Борьба за раздел мира, за власть и глобальный контроль над ресурсами, стало непреходящей либеральной культурной ценностью в среде формирования именно в это время глобальной элиты капиталистически-буржуазного строя, знаменем которой и стали иррациональные культурные традиции, которые к этому времени овладели «территорией» т.н. социального темпа (по Русалову) и «территорией» концепций линейного времени, с ее идеей линейного прогресса.  Эпикурейские интенции в европейском гуманизме были забыты, и с этого времени, конец XIX – начало XX века, иррациональные ценности прогресса и либерального успеха ассимилируют всю глобальную культуру, ставя весь мир в зависимость от неотвратимости главного спутника всех концепций либерального успеха – войн, которые в эту эпоху переходят из стадии локальности в стадию мировых. Когда иррациональное мировоззрение и идеология занимают отчетливую позицию избегания, стараясь сделать все от него зависящее, чтобы добиться победы за обладание ресурсами исключительно «чужими руками» и избежать попадания в хаос.

Единственным гуманистическим и умеренно пассионарным элементом в иррационалистических традициях был и остается романтизм. Начавшись как противодействие дидактике и просветительству, как сентиментализм и идеология «Бури и натиска» в переходные эпохи к буржуазному мироустройству, он выпустил на волю чувства и фантазию, переместил все внимание на самого человека, на противопоставление материальной практике жизнь духа, на противопоставление любви и страсти, жадности, зависти, эгоизму. Романтики внесли в культуру иррациональных традиций романтическую утопию с ее крайним максимализмом и главную личностную добродетель – мятежного человека, народного героя, национального лидера, носителя национального духа (вспомним романтическую национальную идею «кровь и почва»), мощную, сильную, необычайно яркую личность необоримых страстей и высоких устремлений, несовместимую с обыденным миром.

Романтическая добродетель мятежного духа одухотворила романтические утопии, обращенные, как и весь романтизм, в ностальгию по идиллическим прошлым мужественным эпохам и временам славы и военных побед, и они быстро получили самое широкое распространение в Новое и Новейшее время. Иррационализм вычленил (Шеллинг, Ницше, Шпенглер) глубинные начала сознания человека, такие как аполлоническое и дионисийское. Аполлоническое начало – рациональное, выражает покой и порядок, принцип индивидуализма, небесного, радости и мудрости. Дионисийское – избыток всякой меры, буйство, земной экстаз, уничтожение индивидуального через мистическое единение со всеобщим. Дионисийство – квинтэссенция иррациональности в ее западном варианте, это власть Фауста, ее следы мы найдем и сегодня, в современных нейросетях, причем в самом неожиданном значении. Потому что современные нейросети «живут» по воззрениям Ницше, который призывал распространить дионисийство (и, следовательно, сверхчеловека) как буйное оживляющее начало на всю вполне рациональную западную жизнь, чтобы побороть пуританство и аполлонические, унылые рациональные жизненные формы.

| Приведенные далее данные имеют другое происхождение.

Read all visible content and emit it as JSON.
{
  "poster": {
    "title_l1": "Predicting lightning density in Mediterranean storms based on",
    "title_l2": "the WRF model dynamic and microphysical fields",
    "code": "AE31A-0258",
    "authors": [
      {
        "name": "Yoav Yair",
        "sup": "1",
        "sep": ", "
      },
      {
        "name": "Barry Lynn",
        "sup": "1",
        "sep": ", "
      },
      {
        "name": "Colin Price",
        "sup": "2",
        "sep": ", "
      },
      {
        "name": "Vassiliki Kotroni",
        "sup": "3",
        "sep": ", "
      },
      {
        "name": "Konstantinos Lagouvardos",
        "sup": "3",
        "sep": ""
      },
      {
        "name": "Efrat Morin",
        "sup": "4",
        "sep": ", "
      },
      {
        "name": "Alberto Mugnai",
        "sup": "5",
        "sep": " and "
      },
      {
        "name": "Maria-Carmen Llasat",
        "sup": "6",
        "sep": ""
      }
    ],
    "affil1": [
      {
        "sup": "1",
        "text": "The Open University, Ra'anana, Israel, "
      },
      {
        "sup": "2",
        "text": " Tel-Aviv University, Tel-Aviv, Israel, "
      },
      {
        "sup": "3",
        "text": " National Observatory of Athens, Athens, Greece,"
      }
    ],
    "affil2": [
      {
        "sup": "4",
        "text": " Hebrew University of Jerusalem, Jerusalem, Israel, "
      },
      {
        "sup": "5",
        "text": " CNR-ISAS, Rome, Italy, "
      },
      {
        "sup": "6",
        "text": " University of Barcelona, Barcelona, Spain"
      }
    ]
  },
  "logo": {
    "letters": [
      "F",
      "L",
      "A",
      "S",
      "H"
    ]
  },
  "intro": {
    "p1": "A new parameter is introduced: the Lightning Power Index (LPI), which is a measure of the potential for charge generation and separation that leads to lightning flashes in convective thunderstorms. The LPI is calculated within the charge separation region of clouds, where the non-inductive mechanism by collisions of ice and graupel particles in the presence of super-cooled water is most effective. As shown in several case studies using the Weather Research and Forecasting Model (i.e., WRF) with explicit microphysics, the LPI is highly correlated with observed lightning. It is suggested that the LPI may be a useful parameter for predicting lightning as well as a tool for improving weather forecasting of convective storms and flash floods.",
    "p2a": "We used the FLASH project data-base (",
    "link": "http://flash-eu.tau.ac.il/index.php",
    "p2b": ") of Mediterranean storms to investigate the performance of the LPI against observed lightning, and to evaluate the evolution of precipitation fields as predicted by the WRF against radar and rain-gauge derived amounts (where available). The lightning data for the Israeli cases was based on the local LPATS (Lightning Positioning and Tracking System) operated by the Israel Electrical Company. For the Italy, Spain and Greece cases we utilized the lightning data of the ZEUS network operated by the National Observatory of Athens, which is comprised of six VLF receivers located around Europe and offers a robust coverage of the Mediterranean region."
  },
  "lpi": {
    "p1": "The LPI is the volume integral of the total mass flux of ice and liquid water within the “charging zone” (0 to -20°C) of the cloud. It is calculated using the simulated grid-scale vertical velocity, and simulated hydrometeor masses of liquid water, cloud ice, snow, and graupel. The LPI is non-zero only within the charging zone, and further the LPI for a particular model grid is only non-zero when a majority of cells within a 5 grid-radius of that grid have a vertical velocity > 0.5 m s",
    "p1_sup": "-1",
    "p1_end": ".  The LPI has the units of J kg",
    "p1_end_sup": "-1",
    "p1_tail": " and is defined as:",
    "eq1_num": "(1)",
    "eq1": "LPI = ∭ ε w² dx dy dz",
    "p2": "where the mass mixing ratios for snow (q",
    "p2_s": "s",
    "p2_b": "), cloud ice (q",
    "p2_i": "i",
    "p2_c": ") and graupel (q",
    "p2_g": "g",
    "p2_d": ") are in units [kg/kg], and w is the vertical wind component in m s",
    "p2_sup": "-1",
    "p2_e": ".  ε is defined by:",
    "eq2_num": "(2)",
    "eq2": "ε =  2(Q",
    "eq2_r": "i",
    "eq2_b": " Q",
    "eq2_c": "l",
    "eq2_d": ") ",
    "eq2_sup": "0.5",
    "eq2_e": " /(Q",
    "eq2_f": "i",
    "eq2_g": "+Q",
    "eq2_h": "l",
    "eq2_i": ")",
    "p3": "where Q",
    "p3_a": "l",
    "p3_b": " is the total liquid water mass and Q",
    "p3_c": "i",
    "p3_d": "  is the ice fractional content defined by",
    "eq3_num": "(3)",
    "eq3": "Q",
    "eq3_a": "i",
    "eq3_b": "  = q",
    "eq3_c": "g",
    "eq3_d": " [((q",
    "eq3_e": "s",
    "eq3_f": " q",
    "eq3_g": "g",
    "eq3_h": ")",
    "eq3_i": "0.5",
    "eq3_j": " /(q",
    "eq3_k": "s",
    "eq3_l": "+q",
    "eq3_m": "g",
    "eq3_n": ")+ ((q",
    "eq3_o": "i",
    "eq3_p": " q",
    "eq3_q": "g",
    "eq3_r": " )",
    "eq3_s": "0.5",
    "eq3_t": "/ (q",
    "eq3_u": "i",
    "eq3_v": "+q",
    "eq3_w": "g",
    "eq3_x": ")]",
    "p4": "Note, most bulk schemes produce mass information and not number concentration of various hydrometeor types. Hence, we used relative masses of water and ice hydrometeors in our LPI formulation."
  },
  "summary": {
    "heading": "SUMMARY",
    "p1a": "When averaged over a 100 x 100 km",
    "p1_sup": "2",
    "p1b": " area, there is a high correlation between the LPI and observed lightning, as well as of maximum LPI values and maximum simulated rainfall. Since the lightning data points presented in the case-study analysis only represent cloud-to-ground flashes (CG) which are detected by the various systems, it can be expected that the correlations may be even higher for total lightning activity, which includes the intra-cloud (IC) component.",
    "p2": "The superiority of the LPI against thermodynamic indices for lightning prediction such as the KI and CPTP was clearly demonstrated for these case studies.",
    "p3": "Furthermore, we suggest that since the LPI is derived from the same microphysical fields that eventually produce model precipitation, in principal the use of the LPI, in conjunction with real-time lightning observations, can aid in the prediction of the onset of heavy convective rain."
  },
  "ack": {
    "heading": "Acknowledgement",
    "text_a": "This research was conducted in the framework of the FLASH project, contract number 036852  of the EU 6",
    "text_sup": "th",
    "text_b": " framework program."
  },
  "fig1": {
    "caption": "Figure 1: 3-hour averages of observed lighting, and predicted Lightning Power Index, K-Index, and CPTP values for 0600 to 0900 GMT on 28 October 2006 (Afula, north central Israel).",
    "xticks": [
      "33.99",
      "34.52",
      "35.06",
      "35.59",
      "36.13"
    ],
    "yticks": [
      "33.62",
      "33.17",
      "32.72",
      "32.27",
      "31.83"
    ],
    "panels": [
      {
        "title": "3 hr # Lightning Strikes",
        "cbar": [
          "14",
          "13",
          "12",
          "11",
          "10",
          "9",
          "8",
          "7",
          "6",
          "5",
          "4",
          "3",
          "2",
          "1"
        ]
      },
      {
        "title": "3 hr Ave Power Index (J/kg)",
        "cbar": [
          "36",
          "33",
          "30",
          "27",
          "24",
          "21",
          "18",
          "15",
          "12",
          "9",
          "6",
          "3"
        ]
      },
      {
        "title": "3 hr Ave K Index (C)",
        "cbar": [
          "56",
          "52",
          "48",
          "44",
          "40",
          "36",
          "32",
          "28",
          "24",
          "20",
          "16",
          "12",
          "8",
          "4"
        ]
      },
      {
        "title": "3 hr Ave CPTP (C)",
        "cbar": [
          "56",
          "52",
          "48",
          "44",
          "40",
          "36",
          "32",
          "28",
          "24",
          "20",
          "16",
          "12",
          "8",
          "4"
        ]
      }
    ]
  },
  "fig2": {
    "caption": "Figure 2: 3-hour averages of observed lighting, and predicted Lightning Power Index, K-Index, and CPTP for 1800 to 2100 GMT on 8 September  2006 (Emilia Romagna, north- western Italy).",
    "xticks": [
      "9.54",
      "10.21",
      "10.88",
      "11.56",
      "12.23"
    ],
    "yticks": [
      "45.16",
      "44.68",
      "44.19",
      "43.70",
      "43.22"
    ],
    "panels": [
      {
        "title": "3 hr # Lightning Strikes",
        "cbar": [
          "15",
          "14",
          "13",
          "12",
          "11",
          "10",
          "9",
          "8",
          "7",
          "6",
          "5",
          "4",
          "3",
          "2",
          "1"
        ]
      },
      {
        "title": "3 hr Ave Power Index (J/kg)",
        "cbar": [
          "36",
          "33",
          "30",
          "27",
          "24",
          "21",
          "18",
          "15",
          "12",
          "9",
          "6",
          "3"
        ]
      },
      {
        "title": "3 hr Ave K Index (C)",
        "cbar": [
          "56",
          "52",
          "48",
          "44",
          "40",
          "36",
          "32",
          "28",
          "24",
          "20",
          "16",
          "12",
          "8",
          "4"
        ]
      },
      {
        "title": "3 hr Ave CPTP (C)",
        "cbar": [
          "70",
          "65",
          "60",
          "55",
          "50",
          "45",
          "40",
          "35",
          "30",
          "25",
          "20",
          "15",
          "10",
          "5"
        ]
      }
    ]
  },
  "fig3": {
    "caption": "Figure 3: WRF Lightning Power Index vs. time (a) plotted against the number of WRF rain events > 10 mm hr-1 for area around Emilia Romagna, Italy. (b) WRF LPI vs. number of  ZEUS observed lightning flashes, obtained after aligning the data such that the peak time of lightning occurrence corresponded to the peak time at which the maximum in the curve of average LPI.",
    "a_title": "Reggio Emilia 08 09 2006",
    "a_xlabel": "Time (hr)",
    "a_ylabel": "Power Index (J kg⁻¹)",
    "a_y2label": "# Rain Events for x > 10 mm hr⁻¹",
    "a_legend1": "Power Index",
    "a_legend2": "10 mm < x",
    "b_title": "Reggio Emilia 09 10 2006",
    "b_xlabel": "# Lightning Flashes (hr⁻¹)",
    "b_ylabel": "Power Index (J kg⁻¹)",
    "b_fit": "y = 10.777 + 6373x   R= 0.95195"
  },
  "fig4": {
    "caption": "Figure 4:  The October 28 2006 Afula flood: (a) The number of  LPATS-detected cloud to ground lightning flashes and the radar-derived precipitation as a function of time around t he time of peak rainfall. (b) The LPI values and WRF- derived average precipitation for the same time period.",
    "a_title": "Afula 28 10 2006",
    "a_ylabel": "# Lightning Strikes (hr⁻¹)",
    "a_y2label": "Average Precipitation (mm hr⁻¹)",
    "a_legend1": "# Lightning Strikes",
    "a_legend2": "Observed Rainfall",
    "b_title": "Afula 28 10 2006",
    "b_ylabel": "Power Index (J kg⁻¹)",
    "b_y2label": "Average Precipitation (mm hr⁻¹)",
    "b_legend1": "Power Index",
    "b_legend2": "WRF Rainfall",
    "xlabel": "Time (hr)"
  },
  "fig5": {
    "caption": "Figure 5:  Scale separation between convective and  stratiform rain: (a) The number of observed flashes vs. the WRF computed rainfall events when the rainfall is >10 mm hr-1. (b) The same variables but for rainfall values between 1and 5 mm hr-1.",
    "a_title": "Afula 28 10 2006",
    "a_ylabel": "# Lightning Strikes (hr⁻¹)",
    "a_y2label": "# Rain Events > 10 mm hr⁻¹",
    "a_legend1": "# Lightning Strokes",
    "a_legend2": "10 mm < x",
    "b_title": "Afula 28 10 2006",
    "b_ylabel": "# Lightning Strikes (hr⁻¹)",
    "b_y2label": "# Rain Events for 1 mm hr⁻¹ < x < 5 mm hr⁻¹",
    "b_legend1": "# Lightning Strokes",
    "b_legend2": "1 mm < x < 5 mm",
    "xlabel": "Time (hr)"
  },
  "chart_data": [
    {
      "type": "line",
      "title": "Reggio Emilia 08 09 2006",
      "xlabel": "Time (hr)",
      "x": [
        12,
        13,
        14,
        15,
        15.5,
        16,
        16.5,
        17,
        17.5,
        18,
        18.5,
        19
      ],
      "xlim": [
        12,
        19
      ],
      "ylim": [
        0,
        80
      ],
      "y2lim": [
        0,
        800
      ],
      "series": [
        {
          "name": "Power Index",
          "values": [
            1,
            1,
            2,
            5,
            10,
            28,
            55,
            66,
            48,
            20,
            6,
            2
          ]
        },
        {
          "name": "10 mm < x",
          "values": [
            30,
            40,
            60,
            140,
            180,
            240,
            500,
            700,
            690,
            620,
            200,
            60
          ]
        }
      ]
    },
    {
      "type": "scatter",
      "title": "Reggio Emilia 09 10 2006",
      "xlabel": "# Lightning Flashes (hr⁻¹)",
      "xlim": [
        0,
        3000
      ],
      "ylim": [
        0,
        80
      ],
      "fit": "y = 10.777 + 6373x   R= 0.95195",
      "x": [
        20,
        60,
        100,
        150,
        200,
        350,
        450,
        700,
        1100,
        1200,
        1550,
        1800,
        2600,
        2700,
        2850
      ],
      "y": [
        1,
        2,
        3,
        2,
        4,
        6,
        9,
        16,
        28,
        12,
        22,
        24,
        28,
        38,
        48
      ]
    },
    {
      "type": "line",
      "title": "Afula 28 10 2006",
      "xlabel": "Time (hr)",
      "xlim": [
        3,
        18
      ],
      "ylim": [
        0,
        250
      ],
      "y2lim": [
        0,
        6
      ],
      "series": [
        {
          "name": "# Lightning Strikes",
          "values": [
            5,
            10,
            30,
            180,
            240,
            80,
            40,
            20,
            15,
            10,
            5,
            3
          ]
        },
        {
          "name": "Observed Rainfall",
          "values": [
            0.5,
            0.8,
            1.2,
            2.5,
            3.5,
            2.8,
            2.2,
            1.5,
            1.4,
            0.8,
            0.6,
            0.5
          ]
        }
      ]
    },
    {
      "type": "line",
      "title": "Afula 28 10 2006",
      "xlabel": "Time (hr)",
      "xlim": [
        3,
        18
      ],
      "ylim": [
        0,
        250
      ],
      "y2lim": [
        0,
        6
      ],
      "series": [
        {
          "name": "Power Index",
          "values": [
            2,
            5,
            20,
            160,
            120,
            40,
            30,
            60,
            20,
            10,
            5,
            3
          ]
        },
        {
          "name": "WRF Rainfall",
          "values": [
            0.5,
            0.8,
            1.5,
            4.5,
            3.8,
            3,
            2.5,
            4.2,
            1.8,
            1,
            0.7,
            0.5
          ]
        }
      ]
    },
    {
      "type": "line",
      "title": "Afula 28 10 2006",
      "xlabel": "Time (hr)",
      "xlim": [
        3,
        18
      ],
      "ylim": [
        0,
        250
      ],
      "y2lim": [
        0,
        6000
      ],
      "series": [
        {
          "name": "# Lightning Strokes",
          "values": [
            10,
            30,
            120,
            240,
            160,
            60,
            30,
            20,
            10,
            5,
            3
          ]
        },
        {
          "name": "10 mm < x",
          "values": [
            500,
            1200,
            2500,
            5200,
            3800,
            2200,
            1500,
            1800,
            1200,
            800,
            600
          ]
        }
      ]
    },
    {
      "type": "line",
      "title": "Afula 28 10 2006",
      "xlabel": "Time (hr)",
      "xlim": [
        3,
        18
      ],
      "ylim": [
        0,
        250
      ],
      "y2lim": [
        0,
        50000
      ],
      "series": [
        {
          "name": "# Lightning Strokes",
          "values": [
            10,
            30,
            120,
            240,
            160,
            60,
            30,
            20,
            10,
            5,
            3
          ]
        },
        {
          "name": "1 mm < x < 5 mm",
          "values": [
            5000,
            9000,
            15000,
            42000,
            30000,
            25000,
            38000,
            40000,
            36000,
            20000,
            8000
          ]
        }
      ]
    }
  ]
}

Апология «воли», игромания и оккультизм как стратегия доминирования

Стратегия «страуса» отражает характерный парадокс элитарной иррациональной культуры, который состоит в том, что его существование выстраивается исключительно на азартном культе игры в жребий, удачу, т.н. алейя, игры за добычу и трофей. Иррациональные культуры в процессе выстраивания своего проекта модерна (Нового времени и Новой культуры) начинают повсеместно создавать свой новый кодекс «иррациональных верований», «нового хилиазма» и квазирелигий «эзотерических неокультов» и «магических неорелигий», предлагая некий квази религиозный социально-андрогинный идеал – не женского, и не мужского, но, тем не менее, отчетливо доминирующего типа. Отличаясь от подростковой андрогинности рациональных культур (см. лингво-рациональный вектор), иррациональные культуры предложили новый, зрелый андрогинный фантом обожения воли.